Copenhagen's municipal digital archive holds an estimated 340,000 photographs — and a growing share of them are duplicates. The city's IT and Culture Administration flagged the problem formally in a working document circulated in May 2026, identifying redundant image files across at least three separate platforms used by Copenhagen Municipality, the Copenhagen City Archives at Stadsarkivet on Jagtvej, and the public-facing portal VisitCopenhagen. Now the question is what to do about it, and who decides.
The issue matters now because the municipality is midway through a broader digitisation push under its 2024–2028 Digital Copenhagen strategy, which committed 180 million kroner over four years to consolidate public records, improve data quality, and make city assets easier for residents and journalists to access. Duplicate images inflate storage costs, create confusion about which version of a photograph carries the correct metadata and licensing terms, and slow down the search tools that planners, journalists, and neighbourhood associations rely on daily. Getting this wrong is not a minor administrative headache — it can mean the wrong image of a neighbourhood ends up attached to a planning application or a heritage listing.
Where the Bottlenecks Are
The duplication problem is concentrated in two areas. First, the archive at Stadsarkivet, which physically sits near Nørrebroparken, holds digitised historical photographs — many scanned multiple times over the past decade as equipment improved, leaving parallel high-resolution and low-resolution copies in separate folders with near-identical file names. Second, the redevelopment documentation for Sydhavn, the large harbour district south of Fisketorvet shopping centre, generated thousands of site photographs between 2019 and 2025, submitted by multiple contractors who used different naming conventions. No single office held authority to deduplicate them.
Teknik- og Miljøforvaltningen, the city's Technical and Environmental Administration, is the lead body on the Sydhavn material. Stadsarkivet operates under Kultur- og Fritidsforvaltningen, the Culture and Leisure Administration. Because the photographs cross administrative boundaries, neither unit has acted unilaterally. That jurisdictional gap is precisely what the May working document recommended closing — by designating a single data steward role with cross-directorate authority before the end of the third quarter of 2026.
The Decisions Ahead
Three choices are coming before city officials before autumn. The first is technical: whether to deploy automated deduplication software, which can match identical or near-identical image files and flag them for human review, or to rely on manual audit by archival staff. Automated tools available on the European municipal market in 2026 typically cost between 150,000 and 400,000 kroner for a mid-sized city licence, with ongoing maintenance. Manual review at Stadsarkivet's current staffing levels would take roughly 18 months, according to the administration's internal timeline estimate.
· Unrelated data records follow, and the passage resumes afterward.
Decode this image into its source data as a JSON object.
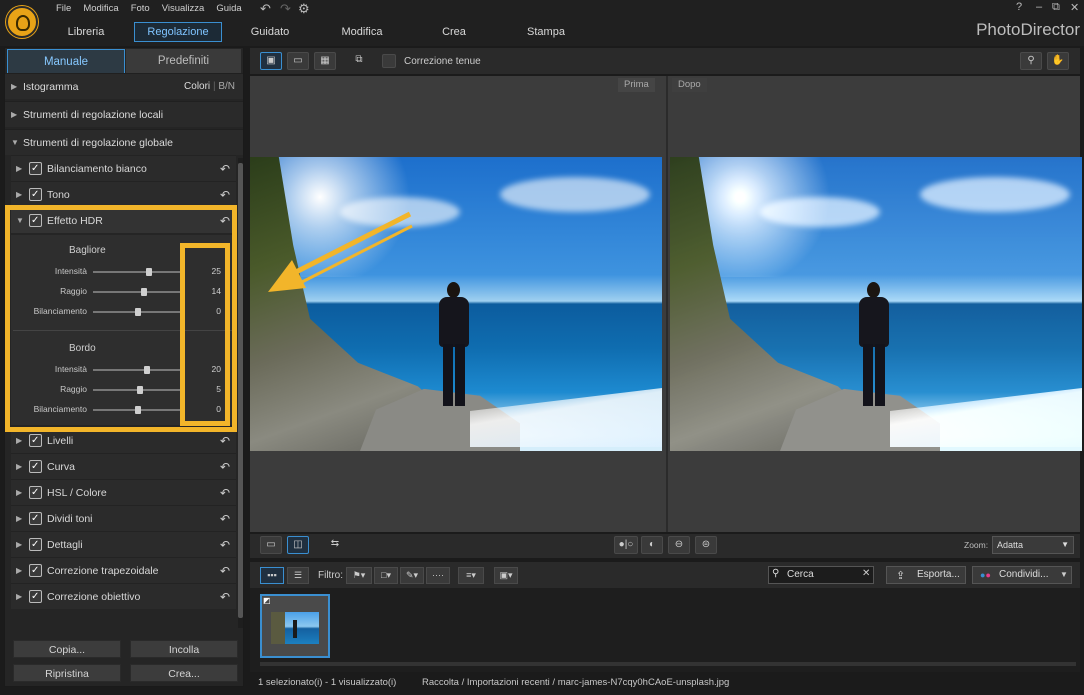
{
  "menu": [
    "File",
    "Modifica",
    "Foto",
    "Visualizza",
    "Guida"
  ],
  "tabs": [
    "Libreria",
    "Regolazione",
    "Guidato",
    "Modifica",
    "Crea",
    "Stampa"
  ],
  "app_name": "PhotoDirector",
  "window_controls": [
    "?",
    "–",
    "⧉",
    "✕"
  ],
  "panel": {
    "tab_manual": "Manuale",
    "tab_presets": "Predefiniti",
    "histogram": "Istogramma",
    "hist_colors": "Colori",
    "hist_bw": "B/N",
    "local_tools": "Strumenti di regolazione locali",
    "global_tools": "Strumenti di regolazione globale",
    "tools_top": [
      "Bilanciamento bianco",
      "Tono",
      "Effetto HDR"
    ],
    "hdr": {
      "glow_title": "Bagliore",
      "edge_title": "Bordo",
      "glow": [
        {
          "label": "Intensità",
          "value": "25",
          "pos": 0.62
        },
        {
          "label": "Raggio",
          "value": "14",
          "pos": 0.57
        },
        {
          "label": "Bilanciamento",
          "value": "0",
          "pos": 0.5
        }
      ],
      "edge": [
        {
          "label": "Intensità",
          "value": "20",
          "pos": 0.6
        },
        {
          "label": "Raggio",
          "value": "5",
          "pos": 0.52
        },
        {
          "label": "Bilanciamento",
          "value": "0",
          "pos": 0.5
        }
      ]
    },
    "tools_bottom": [
      "Livelli",
      "Curva",
      "HSL / Colore",
      "Dividi toni",
      "Dettagli",
      "Correzione trapezoidale",
      "Correzione obiettivo"
    ],
    "btn_copy": "Copia...",
    "btn_paste": "Incolla",
    "btn_reset": "Ripristina",
    "btn_create": "Crea..."
  },
  "view": {
    "soft_correction": "Correzione tenue",
    "before": "Prima",
    "after": "Dopo",
    "zoom_label": "Zoom:",
    "zoom_value": "Adatta"
  },
  "filmbar": {
    "filter_label": "Filtro:",
    "search_placeholder": "Cerca",
    "export": "Esporta...",
    "share": "Condividi..."
  },
  "status": {
    "selection": "1 selezionato(i) - 1 visualizzato(i)",
    "path": "Raccolta / Importazioni recenti / marc-james-N7cqy0hCAoE-unsplash.jpg"
  },
  "colors": {
    "accent": "#3a8fd1",
    "highlight": "#f2b52a"
  }
}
The second decision is about licensing. Many photographs in the city's archive were contributed by residents, neighbourhood councils like those in Vesterbro and Nørrebro, and third-party photographers under terms that differ file by file. A deduplication process risks discarding one copy while retaining another with different rights attached. The city's legal unit must determine which metadata field takes precedence when copies conflict — a question that has implications well beyond photography, touching how Copenhagen handles duplicate documents across its entire Open Data portal.
The third, and politically most visible, decision is about transparency. Civil society groups including the urban heritage organisation Historisk Atlas København have publicly pushed for the deduplicated archive to be made fully searchable and free to download. The city has not yet committed to that standard. A public consultation is expected in September 2026, timed to coincide with European Heritage Days, which gives residents and organisations a formal window to register their preferences before any final policy is locked in.
For anyone with a stake in the outcome — community groups, researchers, journalists, or residents who have donated photographs to city collections — the September consultation is the moment to engage. Submissions can be made through the city's official portal at kk.dk. The data steward appointment, expected by late August, will signal which direction the administration is leaning before that conversation even formally opens.